V Se multiplican las secciones productivas.

Pero volviendo al tema del ahorro, otra estrategia de la asociación consistió en realizar un estudio contable pormenorizado de cada una de las necesidades de los cien miembros –desde la alimentación hasta los detergentes, pasando por el agua o el gasoil–, llegando a la conclusión de que en algunas de estas partidas el volumen de compra era suficientemente importante para  constituir una sección específica de producción. Así se creó el huerto ecológico, con gallinero incluido, que surtía de alimentos sanos y frescos a la asociación: pimientos, tomates, pepinos, melones, huevos, conservas, carne o cereales libres de una infinidad de toxinas industriales.
Dos miembros de la asociación, que disponían de un pequeño terreno, planificaron la cosecha para abastecer la demanda mediante la entrega de cestas periódicas con productos ecológicos de temporada, cultivados sin pesticidas ni herbicidas. Y, en el caso de la carne, sin necesidad de someter a pollos y gallinas al terrible estrés de vivir hacinados y enjaulados de modo permanente, como si se trataran de simples máquinas de producir carne y huevos, en vez de seres vivos.   
Otra sección que se estimó conveniente crear fue un servicio de cocina, debido a que preparar la comida cada día era una actividad incómoda: prever, comprar, guisar, fregar, etc., en la que se invertía excesivo tiempo y dinero  cuando se hacía de forma individual. Cincuenta personas acordaron y encargaron a la sección de cocina un menú básico que podría realizarse en enormes ollas a fuego lento. De este modo se pudieron crear dos puestos de trabajo de cocineros cuyos platos costaban tres euros a los socios, y que también se ofrecían al público exterior. Fue tal  la acogida que recibió el proyecto entre la población que pudo incorporarse a un nuevo socio. Al adquirir los productos a la sección hortícola se abarataban costes y se garantizaba su calidad y sabor.
También se consideró la posibilidad de sustituir un importante número de calderas de gasoil por otras de biomasa, donde con los propios sarmientos triturados y prensados en unos dispositivos artesanos se pudieran abastecer de combustible. Un último ejemplo de ahorro se realizó con el material escolar, toda vez que la junta de comunidades había renunciado a su programa de gratuidad. Los libros se compraban también al por mayor, estableciéndose un sistema de traspaso, tras ser usados, entre los hijos de los socios. No me referiré a la promoción de viviendas de protección oficial construidas por la propia cooperativa, por tratarse de un capítulo excesivamente prolijo.
Ni qué decir que los autónomos vinculados a la asociación vieron beneficiados sus negocios con una clientela segura y fiel, siempre lógicamente dentro de los márgenes de calidad y descuentos negociados con la asociación.
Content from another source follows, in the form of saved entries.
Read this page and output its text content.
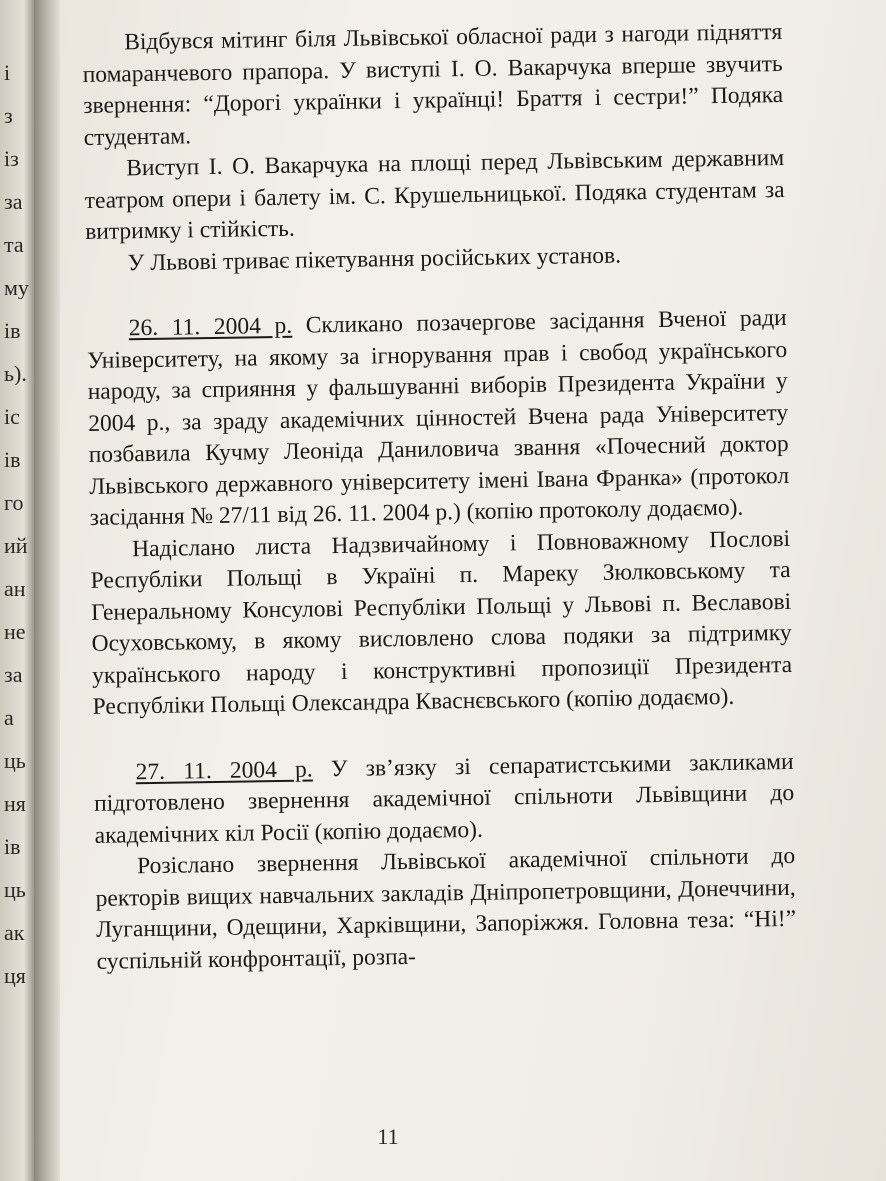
і
з
із
за
та
му
ів
ь).
іс
ів
го
ий
ан
не
за
а
ць
ня
ів
ць
ак
ця

Відбувся мітинг біля Львівської обласної ради з нагоди підняття помаранчевого прапора. У виступі І. О. Вакарчука вперше звучить звернення: “Дорогі українки і українці! Браття і сестри!” Подяка студентам.

Виступ І. О. Вакарчука на площі перед Львівським державним театром опери і балету ім. С. Крушельницької. Подяка студентам за витримку і стійкість.

У Львові триває пікетування російських установ.

26. 11. 2004 р. Скликано позачергове засідання Вченої ради Університету, на якому за ігнорування прав і свобод українського народу, за сприяння у фальшуванні виборів Президента України у 2004 р., за зраду академічних цінностей Вчена рада Університету позбавила Кучму Леоніда Даниловича звання «Почесний доктор Львівського державного університету імені Івана Франка» (протокол засідання № 27/11 від 26. 11. 2004 р.) (копію протоколу додаємо).

Надіслано листа Надзвичайному і Повноважному Послові Республіки Польщі в Україні п. Мареку Зюлковському та Генеральному Консулові Республіки Польщі у Львові п. Веславові Осуховському, в якому висловлено слова подяки за підтримку українського народу і конструктивні пропозиції Президента Республіки Польщі Олександра Кваснєвського (копію додаємо).

27. 11. 2004 р. У зв’язку зі сепаратистськими закликами підготовлено звернення академічної спільноти Львівщини до академічних кіл Росії (копію додаємо).

Розіслано звернення Львівської академічної спільноти до ректорів вищих навчальних закладів Дніпропетровщини, Донеччини, Луганщини, Одещини, Харківщини, Запоріжжя. Головна теза: “Ні!” суспільній конфронтації, розпа-

11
Se creó también, cómo no, un yacimiento de empleo, que ayudaba a encontrar trabajo a los socios desempleados, estudiando cuidadosamente las necesidades que pudieran estar sin cubrir dentro de la asociación, en los negocios de los asociados, o en el mercado laboral local y de los pueblos colindantes. Y así nacieron secciones cooperativas de ayuda a domicilio,  pintura, creación de páginas web, fontanería, venta de bienes de segunda mano y hasta una pequeña editorial. Se tenían en cuenta para ello las aptitudes de los desempleados, sus intereses y experiencia, y en algunos casos se les aconsejaba la realización de cursos de formación.
Facilitaba la contratación externa de miembros asociados el que fuera una consigna estatuaria que todos los bienes y servicios producidos por la cooperativa debían ser realizados al mejor precio y con la máxima calidad, prontitud y respeto al cliente, como corresponde a productores libres y honrados. De ese modo el prestigio de la cooperativa pronto se difundió por todos los rincones y se incrementaron sus socios y clientes.
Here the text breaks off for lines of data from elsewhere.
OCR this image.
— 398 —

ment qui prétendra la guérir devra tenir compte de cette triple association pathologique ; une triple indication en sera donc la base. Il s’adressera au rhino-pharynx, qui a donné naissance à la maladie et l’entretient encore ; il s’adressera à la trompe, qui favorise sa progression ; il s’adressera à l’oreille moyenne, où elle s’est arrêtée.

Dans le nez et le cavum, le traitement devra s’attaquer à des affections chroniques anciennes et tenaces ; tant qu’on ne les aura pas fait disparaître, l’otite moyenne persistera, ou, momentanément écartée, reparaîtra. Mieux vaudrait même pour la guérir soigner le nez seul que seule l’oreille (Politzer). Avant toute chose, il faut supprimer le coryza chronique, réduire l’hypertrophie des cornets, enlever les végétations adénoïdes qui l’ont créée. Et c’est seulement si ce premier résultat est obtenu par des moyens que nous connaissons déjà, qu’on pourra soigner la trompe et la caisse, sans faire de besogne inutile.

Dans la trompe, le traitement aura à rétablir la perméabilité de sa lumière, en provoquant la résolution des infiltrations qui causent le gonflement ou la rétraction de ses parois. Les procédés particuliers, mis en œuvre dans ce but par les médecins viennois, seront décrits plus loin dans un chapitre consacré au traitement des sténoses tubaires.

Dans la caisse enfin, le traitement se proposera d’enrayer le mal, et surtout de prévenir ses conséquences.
No conformes con modificar políticamente el entorno mediante sus decisiones económicas, los más comprometidos gestaron en sus ratos libres un servicio de información y denuncia pública, que proponía a la asamblea protestas, sabotajes o campañas colectivas contra todo aquello que se estimaba injusto y abusivo: un médico que trataba mal a sus pacientes, una compañía de móvil que realizaba propaganda agresiva, un desahucio, el maltrato animal, la venta de productos trasgénicos o una decisión del gobierno que recortaba derechos o degradaba los servicios públicos.
 Así se evitaba tener que hacer frente a las agresiones del sistema de manera individual y se incrementaba la eficacia de las acciones reivindicativas. El fin no era crear una fortaleza autárquica en la que evadirse de las presiones externas, sino un foco de conciencia y resistencia cívica, una herramienta eficaz de trasformación social.
  

VI. Practicando la reciprocidad. El banco de tiempo.
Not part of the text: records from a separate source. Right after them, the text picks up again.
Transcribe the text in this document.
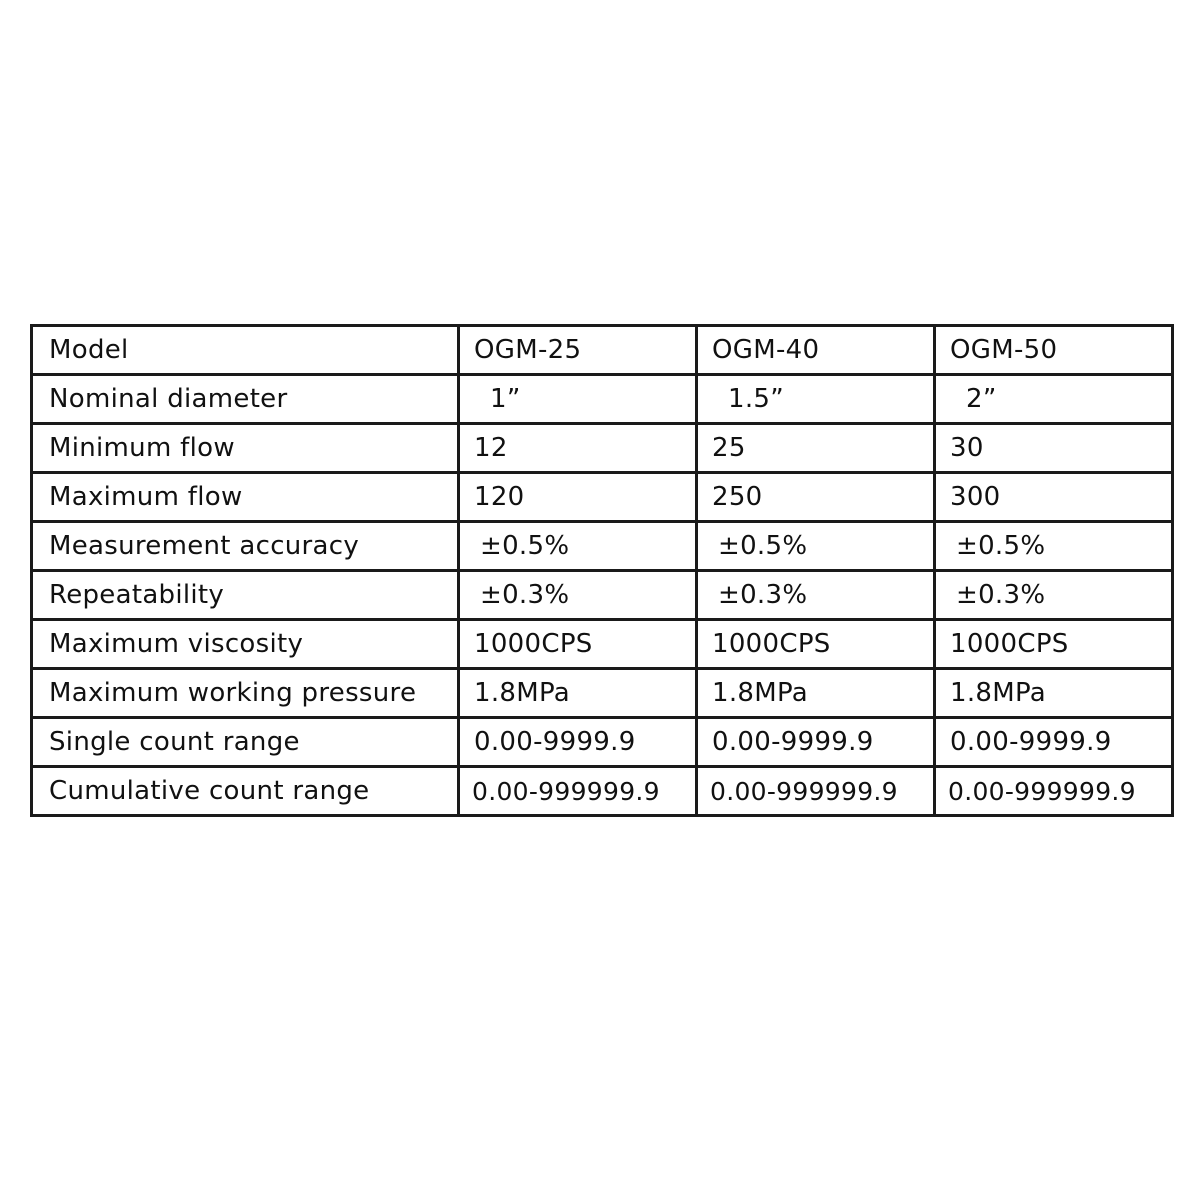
Model	OGM-25	OGM-40	OGM-50
Nominal diameter	1”	1.5”	2”
Minimum flow	12	25	30
Maximum flow	120	250	300
Measurement accuracy	±0.5%	±0.5%	±0.5%
Repeatability	±0.3%	±0.3%	±0.3%
Maximum viscosity	1000CPS	1000CPS	1000CPS
Maximum working pressure	1.8MPa	1.8MPa	1.8MPa
Single count range	0.00-9999.9	0.00-9999.9	0.00-9999.9
Cumulative count range	0.00-999999.9	0.00-999999.9	0.00-999999.9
Aparte de abaratar los bienes procedentes del exterior y generar empleos en el interior, la asociación decidió crear un banco de tiempo para intercambiar servicios entre los asociados. Llegado el momento hasta se planteó acuñar una moneda social propia, convertible en euros, para tasar los bienes y servicios entre los socios y hacer posible que la riqueza se quedara en el mismo lugar donde se produjo. El tiempo de trabajo necesario para realizar un servicio, medido en unidades horarias, sería la base del precio.
Los miembros de la asociación, mediante este sistema canjeaban horas de jardinería por horas de canguro, clases de matemáticas por declaraciones de la renta, pequeños arreglos de albañilería por horas de planchado de ropa, acompañamiento de ancianos por nociones de esparto, recogida de niños en el colegio por trasportar al hospital a enfermos de diálisis. Además, periódicamente, se intercambiaban conocimientos sin coste económico alguno: didácticas iniciaciones a Internet, técnicas de resolución de conflictos, clases de yoga, inglés, fotografía, pintura, historia, bolillos, economía, manualidades o filosofía.
De este modo los talentos y capacidades de los miembros se multiplicaban exponencialmente y se estimulaba el aprendizaje de todo tipo se saberes y destrezas, siendo frecuentes las actividades deportivas compartidas, muchas de ellas en contacto con la naturaleza, como el senderismo y la escalada, con lo que apenas quedaba tiempo para ver la televisión por parte de los adultos o para aficionarse a las drogas por parte de los jóvenes. Quienes gestionaban el banco de tiempo, poniendo en contacto a los demandantes con los oferentes, cobraban también en tiempo, beneficiándose de los servicios ofrecidos.
 Los valores que un banco de tiempo poseía frente a la economía formal eran los siguientes:
–Creaba un espacio de encuentro donde los miembros podían romper su aislamiento, restableciendo los lazos de cooperación tal y como existían en las sociedades tradicionales. Los intercambios generaban vínculos de confianza, compromisos cívicos y ayuda mutua, lo que incrementaba la cohesión  y provocaba un desconocido sentimiento de pertenencia.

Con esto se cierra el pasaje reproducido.